El pozo de razón de Tirand casi se había secado pero le quedaba la suficiente racionalidad para salir a la superficie y frenar el impulso de maldecir a Calvi por estúpido y pusilánime. No habría podido impedir que Karuth llevara a cabo sus propósitos. Conociendo a su hermana, Tirand dudaba que nada la hubiera detenido, a excepción de recurrir a la fuerza bruta, y Calvi no tenía ni el temperamento ni la capacidad física para eso. Imaginaba cuál había sido el planteamiento de Calvi: una dulce llamada a la razón. E imaginaba la respuesta de Karuth.

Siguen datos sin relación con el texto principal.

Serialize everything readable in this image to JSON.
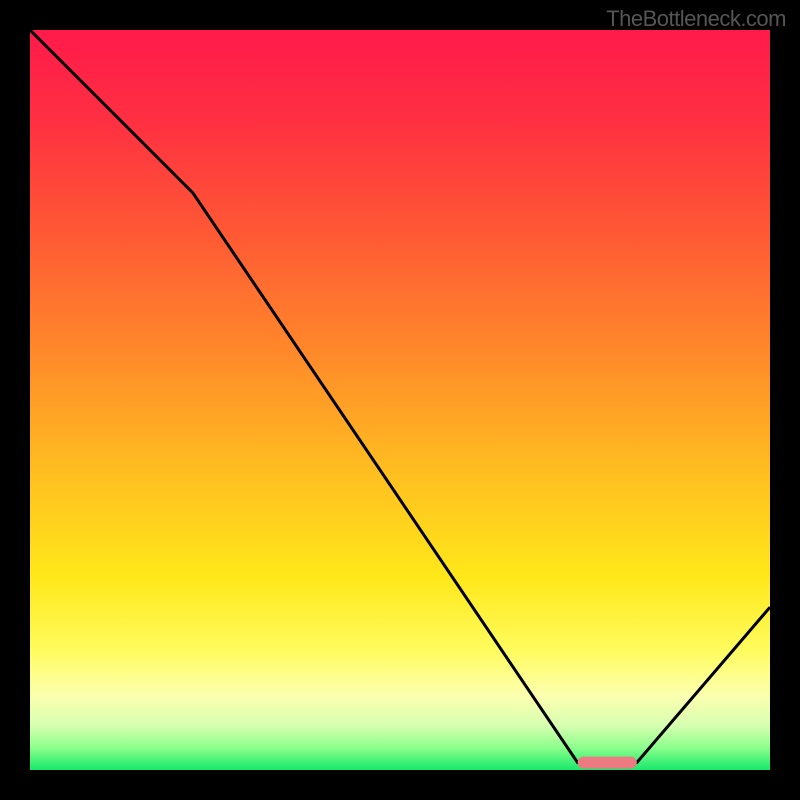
{
  "watermark": "TheBottleneck.com",
  "chart_data": {
    "type": "line",
    "title": "",
    "xlabel": "",
    "ylabel": "",
    "xlim": [
      0,
      100
    ],
    "ylim": [
      0,
      100
    ],
    "x": [
      0,
      22,
      74,
      82,
      100
    ],
    "values": [
      100,
      78,
      1,
      1,
      22
    ],
    "marker": {
      "x_start": 74,
      "x_end": 82,
      "y": 1,
      "color": "#eb7b81"
    },
    "gradient_stops": [
      {
        "pct": 0,
        "color": "#ff1a4b"
      },
      {
        "pct": 12,
        "color": "#ff2f42"
      },
      {
        "pct": 28,
        "color": "#ff5a34"
      },
      {
        "pct": 44,
        "color": "#ff8a2a"
      },
      {
        "pct": 60,
        "color": "#ffbf20"
      },
      {
        "pct": 74,
        "color": "#ffe81a"
      },
      {
        "pct": 84,
        "color": "#fffc60"
      },
      {
        "pct": 90,
        "color": "#fcffb0"
      },
      {
        "pct": 94,
        "color": "#d7ffb0"
      },
      {
        "pct": 97,
        "color": "#8cff8c"
      },
      {
        "pct": 100,
        "color": "#17e86b"
      }
    ]
  }
}
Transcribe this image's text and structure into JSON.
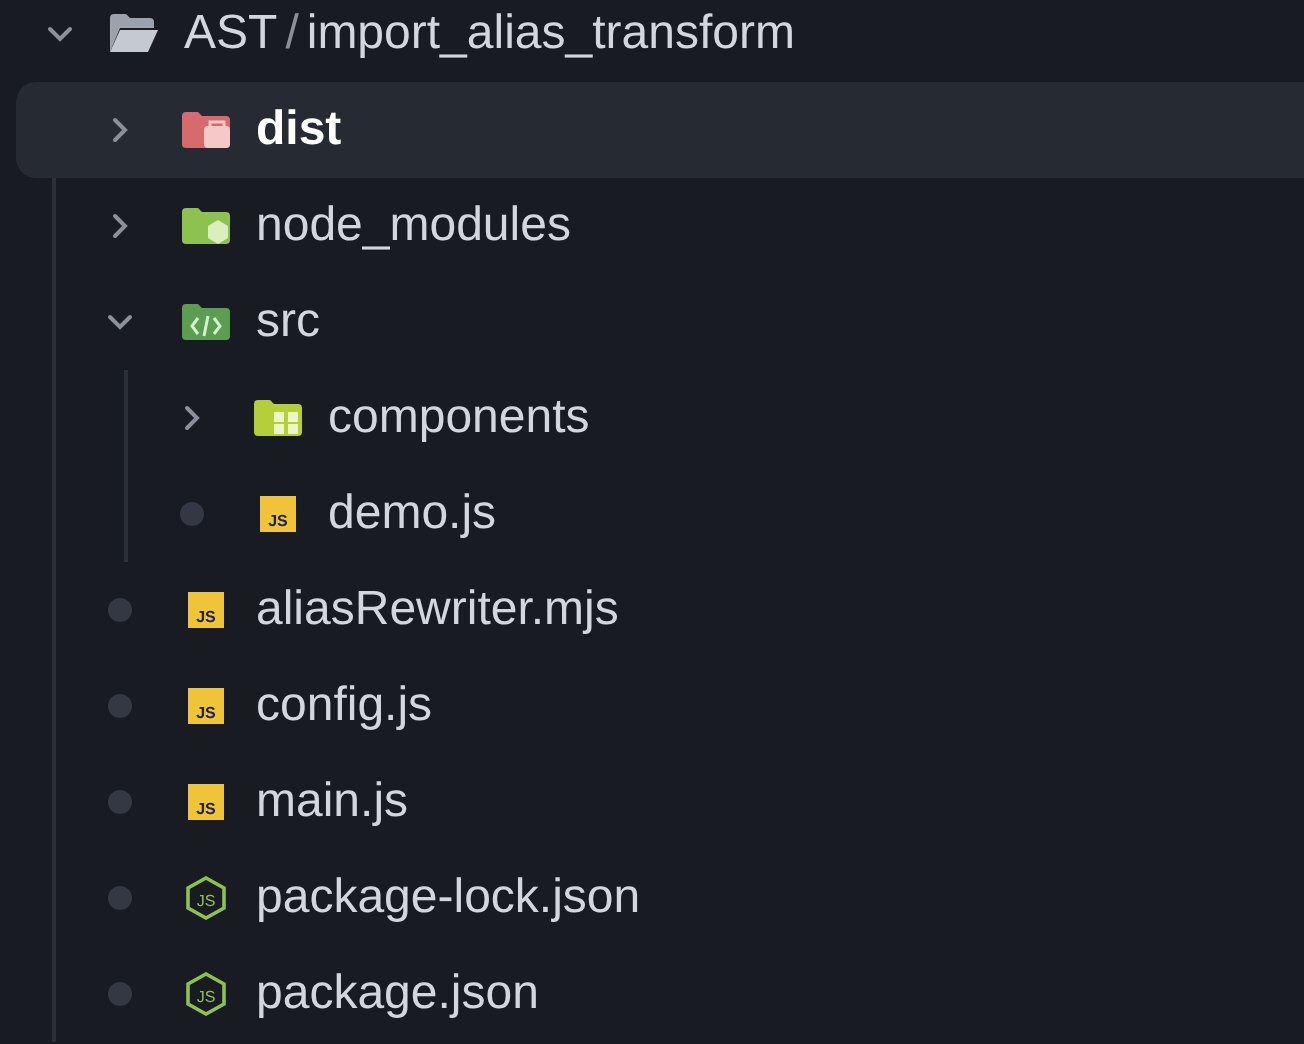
{
  "root": {
    "name": "AST",
    "separator": "/",
    "path": "import_alias_transform",
    "expanded": true,
    "children": [
      {
        "kind": "folder-dist",
        "name": "dist",
        "expanded": false,
        "selected": true
      },
      {
        "kind": "folder-node",
        "name": "node_modules",
        "expanded": false,
        "selected": false
      },
      {
        "kind": "folder-src",
        "name": "src",
        "expanded": true,
        "selected": false,
        "children": [
          {
            "kind": "folder-components",
            "name": "components",
            "expanded": false,
            "selected": false
          },
          {
            "kind": "js",
            "name": "demo.js",
            "icon_text": "JS",
            "selected": false
          }
        ]
      },
      {
        "kind": "js",
        "name": "aliasRewriter.mjs",
        "icon_text": "JS",
        "selected": false
      },
      {
        "kind": "js",
        "name": "config.js",
        "icon_text": "JS",
        "selected": false
      },
      {
        "kind": "js",
        "name": "main.js",
        "icon_text": "JS",
        "selected": false
      },
      {
        "kind": "node-json",
        "name": "package-lock.json",
        "icon_text": "JS",
        "selected": false
      },
      {
        "kind": "node-json",
        "name": "package.json",
        "icon_text": "JS",
        "selected": false
      }
    ]
  }
}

Calvi dijo en tono vacilante:
—¿Qué vamos a hacer?
—¿Hacer? —La risa seca y sin ningún humor de Tirand hizo temblar brevemente una antorcha cercana—. Por lo visto, no podemos hacer nada. Ni el Sumo Iniciado, ni el Alto Margrave ni la Matriarca ni el poder combinado del Círculo pueden influir en la situación lo más mínimo.
—Pero nuestro señor Ailind…
—Ni siquiera nuestro señor Ailind tiene control sobre el Caos en este mundo. El hermano de Yandros está aquí, y nadie puede hacerlo volver al lugar de donde ha venido. Argumenta —la boca de Tirand se torció en un gesto furioso— que Karuth tenía tanto derecho a invocarlo como yo y el Concilio de Adeptos a invocar a los señores del Orden.
—¡No puedo creerlo! —exclamó Calvi impetuosamente.
—Claro que no; es una ruptura descarada de todas las leyes del Círculo. Pero, como parece que Karuth Piadar se considera exenta de su juramento de obediencia, ha despreciado la ley y, claro, el Caos está más que contento de encubrirla. —Se estremeció—. Me da miedo pensar en la catástrofe que su emisario pueda provocar. No cabe duda de que querrá sabotear los planes de nuestro señor Ailind para combatir a la usurpadora y que instigará alguna oscura trama inventada por el Caos. Y no tenemos el poder para impedir que haga lo que quiera.
Calvi sacudió la cabeza.
—¡Me cuesta creer que Karuth pudiera cometer semejante acto de traición! Desobedecer al Círculo es una cosa, pero atreverse a desafiar a nuestro señor Ailind…
—No pretendo comprender sus motivos —lo interrumpió Tirand sombríamente—, y ya no me interesan. En lo que a mí concierne, Karuth ya no es un adepto del Círculo y tampoco es mi hermana.
Calvi abrió mucho los ojos, asombrado.
—¿La has expulsado? —preguntó desolado.
Tirand no quería discutir aquel tema; sus sentimientos acerca de la pelea en público seguían demasiado encrespados y demasiado ambiguos para sentirse cómodo.
—Su futuro aquí es asunto del Consejo de Adeptos —repuso con rigidez, evadiendo dar una respuesta directa.